The second most important advantage of instant messaging is that it’s relatively non-intrusive, at least compared to a face-to-face conversation. We all know how important it is to get into and preserve a state of flow when programming. Spoken conversations, by social convention, command your immediate attention — effectively an interrupt of the highest order. When somebody comes to my desk to ask me something in person, they are implicitly saying, “What I have to say to you is more important than anything else you might be doing right now.” Sometimes that’s true, but many times it’s not. And yet every time somebody initiates a face-to-face conversation with me, it destroys whatever flow I might have developed.

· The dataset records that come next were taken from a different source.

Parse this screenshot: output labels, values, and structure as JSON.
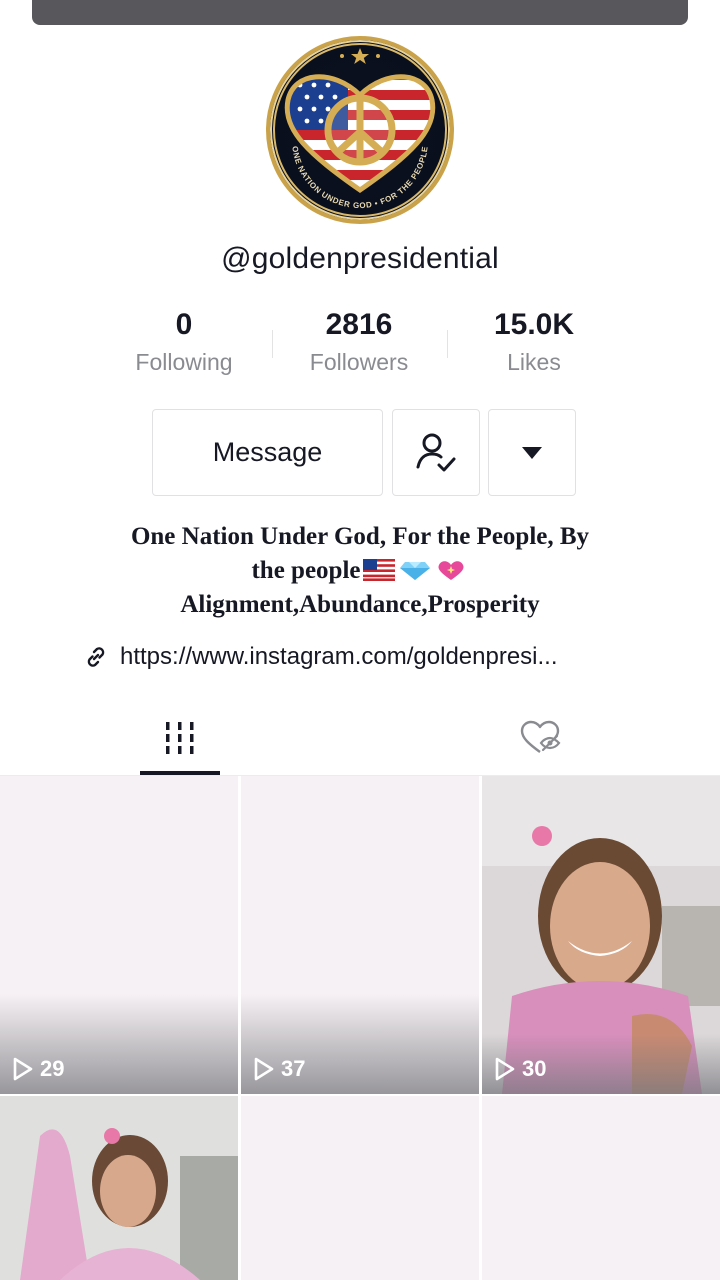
{
  "profile": {
    "username": "@goldenpresidential",
    "avatar_badge_text": "ONE NATION UNDER GOD • FOR THE PEOPLE",
    "stats": {
      "following": {
        "value": "0",
        "label": "Following"
      },
      "followers": {
        "value": "2816",
        "label": "Followers"
      },
      "likes": {
        "value": "15.0K",
        "label": "Likes"
      }
    },
    "buttons": {
      "message": "Message",
      "follow_icon": "person-check-icon",
      "more_icon": "caret-down-icon"
    },
    "bio": {
      "line1": "One Nation Under God, For the People, By",
      "line2_text": "the people",
      "line2_emojis": [
        "🇺🇸",
        "💎",
        "💖"
      ],
      "line3": "Alignment,Abundance,Prosperity"
    },
    "link": "https://www.instagram.com/goldenpresi..."
  },
  "tabs": [
    {
      "name": "videos",
      "icon": "grid-icon",
      "active": true
    },
    {
      "name": "liked",
      "icon": "heart-hidden-icon",
      "active": false
    }
  ],
  "videos": [
    {
      "views": "29"
    },
    {
      "views": "37"
    },
    {
      "views": "30"
    }
  ],
  "colors": {
    "text": "#161823",
    "muted": "#8a8b91",
    "border": "#e1e1e3",
    "gold": "#c9a24a"
  }
}
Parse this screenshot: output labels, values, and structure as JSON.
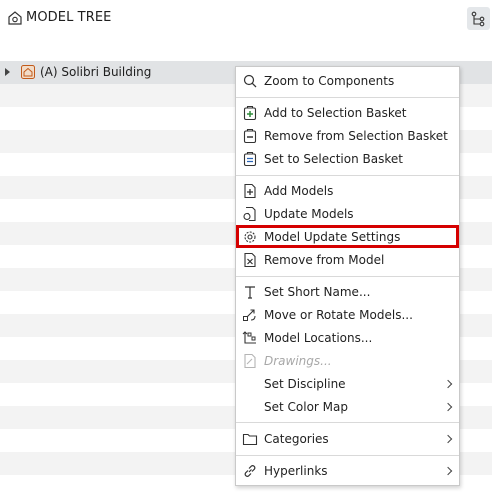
{
  "header": {
    "title": "MODEL TREE",
    "title_icon": "model-tree-icon",
    "action_icon": "hierarchy-icon"
  },
  "tree": {
    "items": [
      {
        "label": "(A) Solibri Building",
        "icon": "building-icon",
        "expanded": false
      }
    ]
  },
  "context_menu": {
    "zoom": "Zoom to Components",
    "add_selection": "Add to Selection Basket",
    "remove_selection": "Remove from Selection Basket",
    "set_selection": "Set to Selection Basket",
    "add_models": "Add Models",
    "update_models": "Update Models",
    "model_update_settings": "Model Update Settings",
    "remove_from_model": "Remove from Model",
    "set_short_name": "Set Short Name...",
    "move_rotate": "Move or Rotate Models...",
    "model_locations": "Model Locations...",
    "drawings": "Drawings...",
    "set_discipline": "Set Discipline",
    "set_color_map": "Set Color Map",
    "categories": "Categories",
    "hyperlinks": "Hyperlinks"
  },
  "colors": {
    "highlight_border": "#d50000",
    "selected_row": "#e1e3e5",
    "alt_row": "#f3f3f3"
  }
}
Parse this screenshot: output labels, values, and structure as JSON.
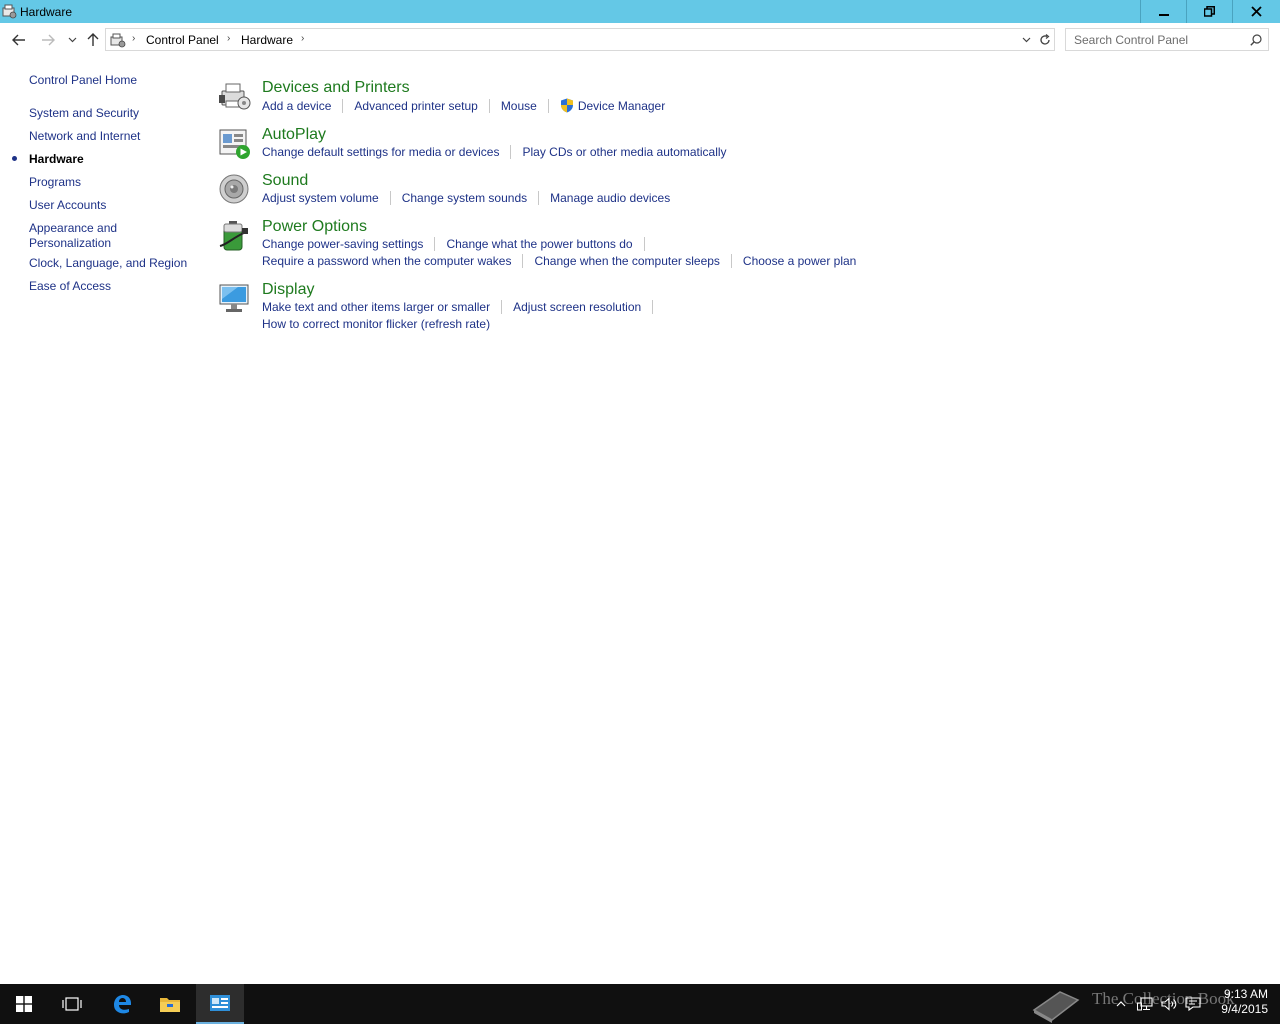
{
  "window": {
    "title": "Hardware",
    "buttons": {
      "minimize": "minimize",
      "maximize": "restore",
      "close": "close"
    }
  },
  "address": {
    "crumbs": [
      "Control Panel",
      "Hardware"
    ],
    "search_placeholder": "Search Control Panel"
  },
  "sidebar": {
    "items": [
      {
        "label": "Control Panel Home"
      },
      {
        "label": "System and Security"
      },
      {
        "label": "Network and Internet"
      },
      {
        "label": "Hardware",
        "current": true
      },
      {
        "label": "Programs"
      },
      {
        "label": "User Accounts"
      },
      {
        "label": "Appearance and Personalization"
      },
      {
        "label": "Clock, Language, and Region"
      },
      {
        "label": "Ease of Access"
      }
    ],
    "appearance_line1": "Appearance and",
    "appearance_line2": "Personalization"
  },
  "categories": [
    {
      "title": "Devices and Printers",
      "icon": "printer-icon",
      "rows": [
        [
          "Add a device",
          "Advanced printer setup",
          "Mouse",
          "Device Manager"
        ]
      ]
    },
    {
      "title": "AutoPlay",
      "icon": "autoplay-icon",
      "rows": [
        [
          "Change default settings for media or devices",
          "Play CDs or other media automatically"
        ]
      ]
    },
    {
      "title": "Sound",
      "icon": "speaker-icon",
      "rows": [
        [
          "Adjust system volume",
          "Change system sounds",
          "Manage audio devices"
        ]
      ]
    },
    {
      "title": "Power Options",
      "icon": "battery-icon",
      "rows": [
        [
          "Change power-saving settings",
          "Change what the power buttons do"
        ],
        [
          "Require a password when the computer wakes",
          "Change when the computer sleeps",
          "Choose a power plan"
        ]
      ]
    },
    {
      "title": "Display",
      "icon": "monitor-icon",
      "rows": [
        [
          "Make text and other items larger or smaller",
          "Adjust screen resolution"
        ],
        [
          "How to correct monitor flicker (refresh rate)"
        ]
      ]
    }
  ],
  "taskbar": {
    "watermark": "The Collection Book",
    "time": "9:13 AM",
    "date": "9/4/2015"
  },
  "colors": {
    "titlebar": "#64c8e6",
    "link": "#1e3287",
    "category_title": "#1e7a1e",
    "taskbar": "#101010"
  }
}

In contrast, instant messaging allows me to defer a response until I reach a good breaking point, so people can ask questions without interrupting me.

3. Non-disruptive

Our office has an open floor plan, which means that instead of individual offices or cubicles, we have a single big room. This layout worked very well when the company had only 6 people, who were all working on the same project. Now the company employs over 100 people, with two separate development teams working on completely different products, so the open layout doesn’t work quite so well. Conversations between other people can be very distracting when you’re heads down on a tricky technical problem. By using instant messaging instead of face-to-face conversations, we significantly reduce the distraction for our collegues.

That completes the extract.